Before doing these problems, read in the
book about processes, synchronization, monitors, and mutual exclusion.
This is a team assignment. Work as a team and submit a single team
report. Work to contribute equally to the report.
This is a team assignment. Work as a team and submit a single team report. Work to contribute equally to the report.
The objective of this problem is to design a concurrent algorithm, in the form of monitor, that will control an elevator in a building. This outline will give the general overview of what is required. You will have to work out the details and make various design decisions along the way. When you get done you want a multi-threaded algorithm that is easily explained and you have a convincing argument that it will work correctly.

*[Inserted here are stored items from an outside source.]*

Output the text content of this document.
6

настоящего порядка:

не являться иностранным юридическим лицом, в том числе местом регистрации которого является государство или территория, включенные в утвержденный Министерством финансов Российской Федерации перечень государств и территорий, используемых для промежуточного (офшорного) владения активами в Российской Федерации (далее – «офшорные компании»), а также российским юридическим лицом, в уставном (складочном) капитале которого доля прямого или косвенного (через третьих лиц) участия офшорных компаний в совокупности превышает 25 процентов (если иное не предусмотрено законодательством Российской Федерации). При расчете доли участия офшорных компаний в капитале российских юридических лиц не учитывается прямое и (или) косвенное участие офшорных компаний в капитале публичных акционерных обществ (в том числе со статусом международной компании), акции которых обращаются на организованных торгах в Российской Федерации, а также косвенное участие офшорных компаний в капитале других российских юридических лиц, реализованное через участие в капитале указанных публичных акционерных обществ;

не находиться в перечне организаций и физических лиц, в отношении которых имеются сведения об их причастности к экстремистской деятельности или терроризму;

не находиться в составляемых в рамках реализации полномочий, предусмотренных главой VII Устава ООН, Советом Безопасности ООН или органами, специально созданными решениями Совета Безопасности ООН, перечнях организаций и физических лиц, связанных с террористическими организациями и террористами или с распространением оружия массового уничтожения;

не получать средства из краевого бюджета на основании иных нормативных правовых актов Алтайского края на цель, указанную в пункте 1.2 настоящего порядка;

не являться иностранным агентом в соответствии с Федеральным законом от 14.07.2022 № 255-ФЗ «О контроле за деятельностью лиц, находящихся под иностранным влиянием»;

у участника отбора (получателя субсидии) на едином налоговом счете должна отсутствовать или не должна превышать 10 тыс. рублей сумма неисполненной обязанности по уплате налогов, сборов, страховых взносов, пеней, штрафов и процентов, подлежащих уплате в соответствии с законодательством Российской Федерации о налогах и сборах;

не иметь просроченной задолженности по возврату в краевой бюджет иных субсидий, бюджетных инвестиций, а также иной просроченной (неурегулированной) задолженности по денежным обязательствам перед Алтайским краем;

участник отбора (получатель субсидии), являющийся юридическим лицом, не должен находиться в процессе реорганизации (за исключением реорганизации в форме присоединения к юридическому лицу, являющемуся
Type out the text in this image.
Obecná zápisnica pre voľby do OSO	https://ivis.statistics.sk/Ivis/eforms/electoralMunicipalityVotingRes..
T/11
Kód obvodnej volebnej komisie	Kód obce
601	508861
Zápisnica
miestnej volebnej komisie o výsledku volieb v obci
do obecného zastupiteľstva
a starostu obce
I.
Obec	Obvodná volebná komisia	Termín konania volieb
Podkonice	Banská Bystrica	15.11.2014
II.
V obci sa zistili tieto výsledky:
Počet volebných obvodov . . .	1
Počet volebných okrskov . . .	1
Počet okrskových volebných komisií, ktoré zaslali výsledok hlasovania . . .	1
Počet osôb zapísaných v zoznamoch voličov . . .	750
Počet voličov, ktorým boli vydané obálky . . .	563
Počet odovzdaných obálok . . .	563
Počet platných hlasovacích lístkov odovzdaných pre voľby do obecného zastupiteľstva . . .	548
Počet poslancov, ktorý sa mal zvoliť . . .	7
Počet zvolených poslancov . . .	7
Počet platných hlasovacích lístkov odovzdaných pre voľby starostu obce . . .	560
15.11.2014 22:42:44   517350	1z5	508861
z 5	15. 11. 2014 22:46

A building has 8 floors served by one elevator. Each floor has elevator call buttons for the rides available from that floor; the buttons are labelled UP and DOWN. Inside the elevator is a selector panel where each person selects the floor they wish to exit at. Each passenger always pushes the request button (and when inside the floor-selector button) even it another person already pushed it.
You can model a passenger as a looping thread. The loop contains two parts: a delay (representing the person doing other things) and an interaction with the elevator. When a passenger-thread comes to its elevator interaction section, it selects the two parameters i and j (floor of boarding and floor of exit) at random from among the 8 floors. It uses the function UP(i) to represent pushing the up-request button on floor i. It uses the function DOWN(i) in a similar way. The elevator may skip stops at floors whose only requests are in the opposite direction of the elevator's motion.
After pushing a call button, the passenger must wait until the elevator comes. Once inside the elevator, the passenger pushes a selector button to indicate the desired exit floor; this can be represented by the function SELECT(j). A passenger remains in the elevator until it stops at the selected floor. Only when the passenger finally exits the elevator does the passenger thread loop back and start again.
The state of the system at a given time can be represented by the elevator motion and the status of all requests. The elevator motion can be represented as one of the states (quiescent, up, down). Quiescent means that the elevator is stopped and no requests are pending. The set of request states can be represented as an 8x3 matrix, with one row for each floor and the columns UP, DOWN, SELECT. An entry represents the number of unsatisfied requests for that combination of floor and elevator-function. For example, if the row 3 contains (0,2,4) it means that no one has called for UP at floor 3, 2 have called for DOWN at floor 3, and 4 are in the elevator planning to get off at floor 3.
With this state representation it is easy to implement the "elevator policy" of moving in one direction until all requests are satisfied, before reversing direction. The controller can examine the request matrix at each floor and decide whether to continue moving in the same direction, reverse, or become quiescent.
For parameters, assume that the elevator takes 15 seconds to move from one floor to the next. When it stops, it takes each passenger planning to exit 2 seconds to get off, and 2 seconds for each passenger waiting to get on to get on.
If the elevator has embarked toward floor j and then, after it starts to move, a new request for floor k en route arrives, the elevator should stop at floor k. (Assume k is between the current elevator position and the destination floor j.)
In addition to the passenger threads, you may need a thread to represent the elevator car.
The controller should be robust in the sense that it does not get deadlocked when passengers do not do what they say. For example, someone could press UP(i) and then get on when the elevator stops moving down. Or, someone inside could press SELECT(j) and then get off at a floor other than j.